I just encountered a weird problem. And It is a little hard to describe that.
The step next to some kernel becomes very slow, no matter what step is.
For example
cudaMemcpy data from host
Kernel<<<grid,threads>>>(......)
cudaMemcpy result1 to host
cudaMemcpy result2 to host
“cudaMemcpy result1 to host” becomes very slow.
And if i swap “cudaMemcpy result1 to host” with “cudaMemcpy result2 to host” ,
“cudaMemcpy result2 to host” becomes very slow, and “cudaMemcpy result1 to host” become normal.
Even I add some trivial function next to Kernel.
cudaMemcpy data from host
Kernel<<<grid,threads>>>(......)
cudaMemcpy some tiny memory <---- trivial one
cudaMemcpy result1 to host
cudaMemcpy result2 to host
Then that function also become very slow. The others become normal.
This trivial function even costs more time than sum of the rest.
And it only happened in some particular kernel.

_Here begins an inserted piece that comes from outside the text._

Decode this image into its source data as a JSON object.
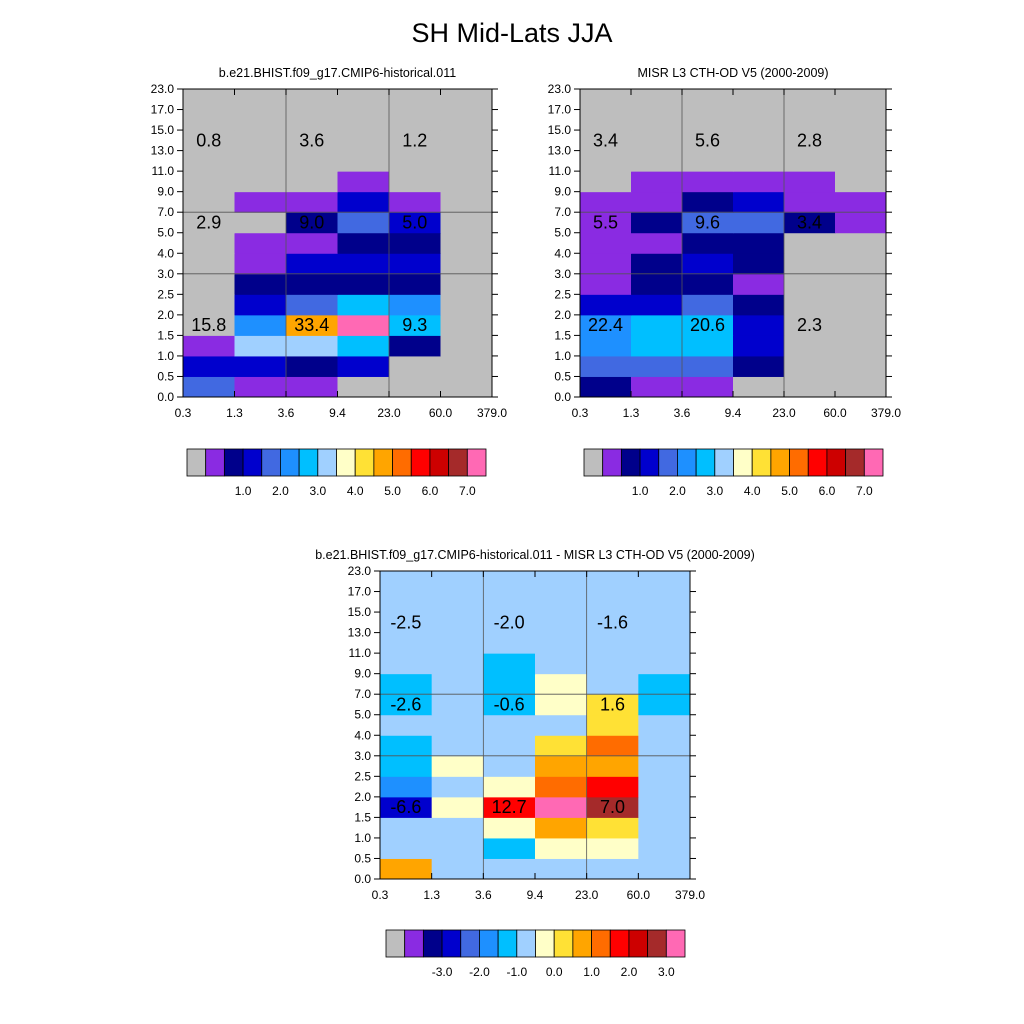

Actually, it only happened in the kernel i recently wrote. This kernel is 1D convoulation along x direction. It is very similar to row convoluation in SDK.
Kernel calls are asynchronous and return immediately. If you want to perform timing, you must call cudaThreadSynchronize() before making any timing measurement. cudaMemcpy has an implicit synchronize built into it: so the “very slow” call you are measuring is in including the time to execute the kernel.
Kernel calls are asynchronous - the function returns immediately. The memory copies you’re doing aren’t, and have to wait for the kernel to finish executing. To be able to time a kernal properly you should put cudaThreadSynchronize() after the kernel call:
cudaMemcpy data from host
Kernel<<<grid,threads>>>(......)
cudaThreadSynchronize()
cudaMemcpy result1 to host
cudaMemcpy result2 to host
I would guess that it is because there is an implicit syncthreads before the start of a memcpy function.
Try adding a threadsynchronize() before the memory call and see if it makes all memcpy calls equal.